Zhao Wenbo, Wu Chuanjie, Dornbos David, Li Sijie, Song Haiqing, Wang Yuping, Ding Yuchuan, Ji Xunming
Department of Neurology, Xuanwu Hospital, Capital Medical University, Beijing, China.
Beijing Key Laboratory of Hypoxia Conditioning Translational Medicine, Xuanwu Hospital, Capital Medical University, Beijing, China.
Brain Circ. 2020 Feb 18;6(1):11-18. doi: 10.4103/bc.bc_58_19. eCollection 2020 Jan-Mar.
While several large pivotal clinical trials recently revealed a substantial benefit of endovascular thrombectomy for acute ischemic stroke (AIS) caused by large-vessel occlusion, many patients still experience mediocre prognosis. Enlargement of the ischemic core, failed revascularization, incomplete reperfusion, distal embolization, and secondary reperfusion injury substantially impact the salvaging of brain tissue and the functional outcomes of AIS. Here, we propose novel concept of "Multiphase Adjuvant Neuroprotection" as a new paradigm that may help guide our search for adjunctive treatments to be used together with thrombectomy. The premise of multiphase adjuvant neuroprotection is based on the diverse and potentially nonoverlapping pathophysiologic mechanisms that are triggered before, during, and after thrombectomy therapies. Before thrombectomy, strategies should focus on preventing the growth of the ischemic core; during thrombectomy, improving recanalization while reducing distal embolization and maximizing reperfusion are of significant importance; after reperfusion, strategies should focus on seeking targets to reduce secondary reperfusion injury. The concept of multiphase adjuvant neuroprotection, wherein different strategies are employed throughout the various phases of clinical care, might provide a paradigm to minimize the final infarct size and improve functional outcome in AIS patients treated with thrombectomy. With the success of thrombectomy in selected AIS patients, there is now an opportunity to revisit stroke neuroprotection. Notably, if the underlying mechanisms of these neuroprotective strategies are identified, their role in the distinct phases will provide further avenues to improve patient outcomes of AIS.

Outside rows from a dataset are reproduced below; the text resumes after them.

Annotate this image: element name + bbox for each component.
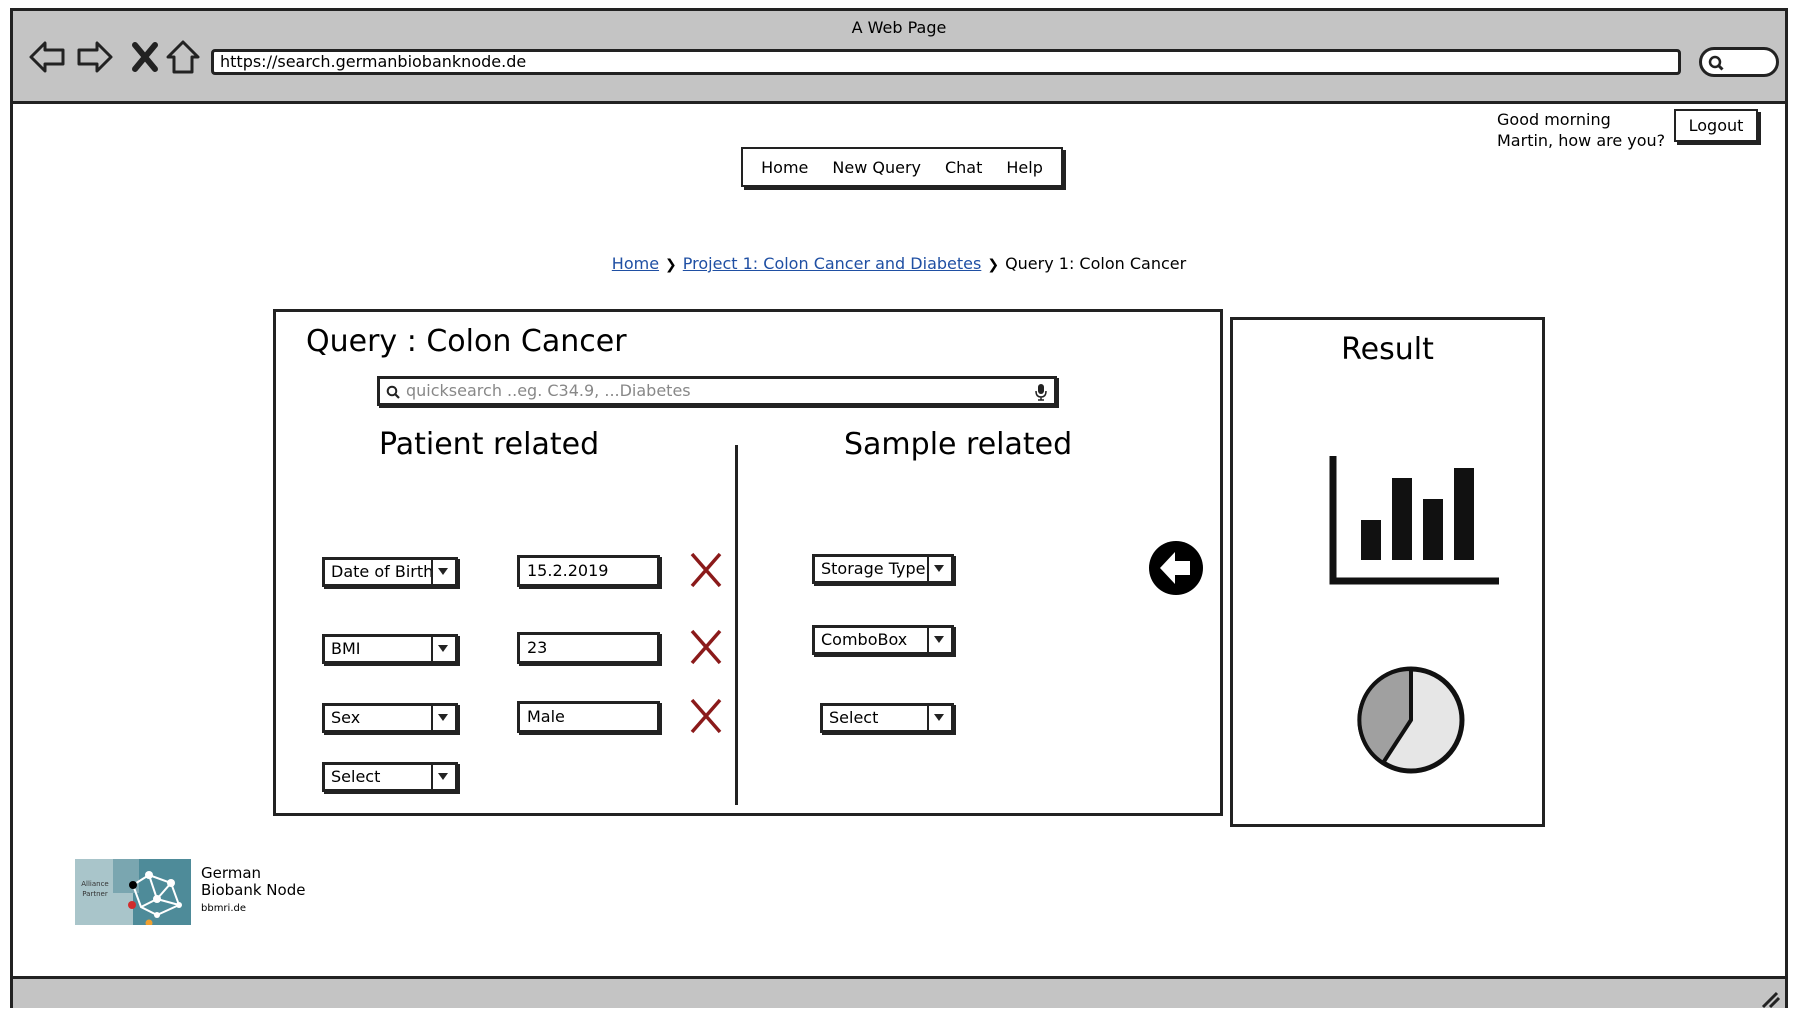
sample-attribute-select-1[interactable]: Storage Type bbox=[812, 554, 954, 584]
url-bar[interactable]: https://search.germanbiobanknode.de bbox=[211, 49, 1681, 75]
patient-related-heading: Patient related bbox=[379, 427, 600, 462]
nav-item-new-query[interactable]: New Query bbox=[832, 158, 921, 177]
patient-value-field-1[interactable]: 15.2.2019 bbox=[517, 555, 660, 587]
search-icon bbox=[1708, 55, 1724, 71]
patient-attribute-select-3[interactable]: Sex bbox=[322, 703, 458, 733]
logo-badge-line-2: Partner bbox=[82, 890, 108, 898]
main-nav: Home New Query Chat Help bbox=[741, 147, 1063, 187]
logout-button[interactable]: Logout bbox=[1674, 109, 1758, 142]
query-panel: Query : Colon Cancer quicksearch ..eg. C… bbox=[273, 309, 1223, 816]
patient-value-field-3[interactable]: Male bbox=[517, 701, 660, 733]
quicksearch-input[interactable]: quicksearch ..eg. C34.9, ...Diabetes bbox=[377, 376, 1057, 406]
browser-window: A Web Page https://search.germanbiobankn… bbox=[10, 8, 1788, 1009]
dropdown-arrow-icon[interactable] bbox=[431, 637, 455, 661]
logo-url: bbmri.de bbox=[201, 903, 247, 914]
browser-titlebar: A Web Page https://search.germanbiobankn… bbox=[13, 11, 1785, 104]
nav-item-help[interactable]: Help bbox=[1006, 158, 1042, 177]
patient-value-field-2[interactable]: 23 bbox=[517, 632, 660, 664]
browser-search-field[interactable] bbox=[1699, 47, 1779, 77]
breadcrumb: Home ❯ Project 1: Colon Cancer and Diabete… bbox=[13, 254, 1785, 273]
logo-badge-line-1: Alliance bbox=[81, 880, 109, 888]
resize-grip-icon[interactable] bbox=[1759, 989, 1781, 1009]
search-icon bbox=[386, 385, 400, 399]
patient-attribute-select-1[interactable]: Date of Birth bbox=[322, 557, 458, 587]
select-value: Sex bbox=[331, 708, 361, 727]
window-title: A Web Page bbox=[851, 18, 947, 37]
sample-attribute-select-3[interactable]: Select bbox=[820, 703, 954, 733]
breadcrumb-home[interactable]: Home bbox=[612, 254, 659, 273]
result-title: Result bbox=[1341, 332, 1434, 367]
close-x-icon[interactable] bbox=[688, 550, 724, 590]
column-divider bbox=[735, 445, 738, 805]
nav-item-home[interactable]: Home bbox=[761, 158, 808, 177]
dropdown-arrow-icon[interactable] bbox=[431, 765, 455, 789]
query-title: Query : Colon Cancer bbox=[306, 324, 627, 359]
dropdown-arrow-icon[interactable] bbox=[927, 706, 951, 730]
back-icon[interactable] bbox=[27, 37, 67, 77]
dropdown-arrow-icon[interactable] bbox=[431, 560, 455, 584]
close-x-icon[interactable] bbox=[688, 627, 724, 667]
logo-name-line-2: Biobank Node bbox=[201, 881, 306, 899]
microphone-icon[interactable] bbox=[1034, 383, 1048, 401]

虽然最近几项大型关键临床试验显示,血管内血栓切除术对大血管闭塞所致急性缺血性卒中(AIS)有显著益处,但许多患者的预后仍不尽人意。缺血核心区扩大、血管再通失败、再灌注不完全、远端栓塞以及继发性再灌注损伤,对脑组织的挽救和AIS的功能结局有重大影响。在此,我们提出“多阶段辅助神经保护”这一新概念,作为一种新的范例,可能有助于指导我们寻找与血栓切除术联合使用的辅助治疗方法。多阶段辅助神经保护的前提基于血栓切除术治疗前、治疗期间和治疗后触发的多种且可能不重叠的病理生理机制。在血栓切除术之前,策略应侧重于防止缺血核心区扩大;在血栓切除术期间,改善血管再通同时减少远端栓塞并使再灌注最大化至关重要;再灌注后,策略应侧重于寻找减少继发性再灌注损伤的靶点。多阶段辅助神经保护的概念,即在临床护理的各个阶段采用不同策略,可能为使接受血栓切除术治疗的AIS患者最终梗死灶大小最小化并改善功能结局提供一种范例。随着血栓切除术在部分AIS患者中取得成功,现在有机会重新审视卒中神经保护。值得注意的是,如果确定这些神经保护策略的潜在机制,它们在不同阶段的作用将为改善AIS患者的预后提供更多途径。